The result is that we have the numbers to show trends in this most exciting of industries, but also that all-important narrative – stories and comment from Black women in work right now. They tell us what they have faced, what works well for them, what doesn’t work, where we can improve organisational approaches, what role diversity policies actually have and more.

Finally we have formulated practical recommendations, with views on interview and recruitment practices, the role of algorithms, the issues with hiring to an organisational template. We also look at the role senior technology leaders should play in increasing the number of Black female IT professionals.

Today, Black women are frequently represented by tech companies in their marketing and recruitment campaigns - but this is no reflection on how many are actually employed. This gap needs closing. We need to translate aspirations into real opportunities for Black women to get employment and progress in the industry.

Rashik Parmar CEO, BCS, The Chartered Institute for IT

Rashik ParmarWe will only be able to build the systems that serve everyone if the diversity of humanity is represented in the project teams that design and build these systems. This is why the BCS has focused on practical actions that are informed by data, to highlight the issues to be addressed.

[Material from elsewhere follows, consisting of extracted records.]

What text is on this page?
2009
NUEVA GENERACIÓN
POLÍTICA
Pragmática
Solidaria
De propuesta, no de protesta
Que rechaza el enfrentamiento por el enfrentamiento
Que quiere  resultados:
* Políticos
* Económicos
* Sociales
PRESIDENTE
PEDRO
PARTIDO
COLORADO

Welcome to the Coding Black Females takeover of the BCS Diversity report 2022. BCS has been producing reports on the representation of women in IT for many years, doing our own surveys, analysing third party data and hearing and reporting on first-hand experiences from people at the coalface. Our early work in this area was driven through the BCSWomen Specialist Group we have seen a recent improvement in that – women now account for 23% of the IT workforce, against a steady 17% in previous years. So we have seen progress and see the need for still more.

Of course, you cannot change what you cannot see, so three years ago we expanded this work to include analysing data on the experience of ethnic minorities, people with disabilities and older people in our most vibrant of industries.

BCS recognises the vital role of getting diversity right – especially in the era of AI and at a time when we all know the value of products taking into account multiple user-perspectives. We are very pleased to have worked with Coding Black Females on this extensive report and hope it provokes further conversation and research into these most important of issues.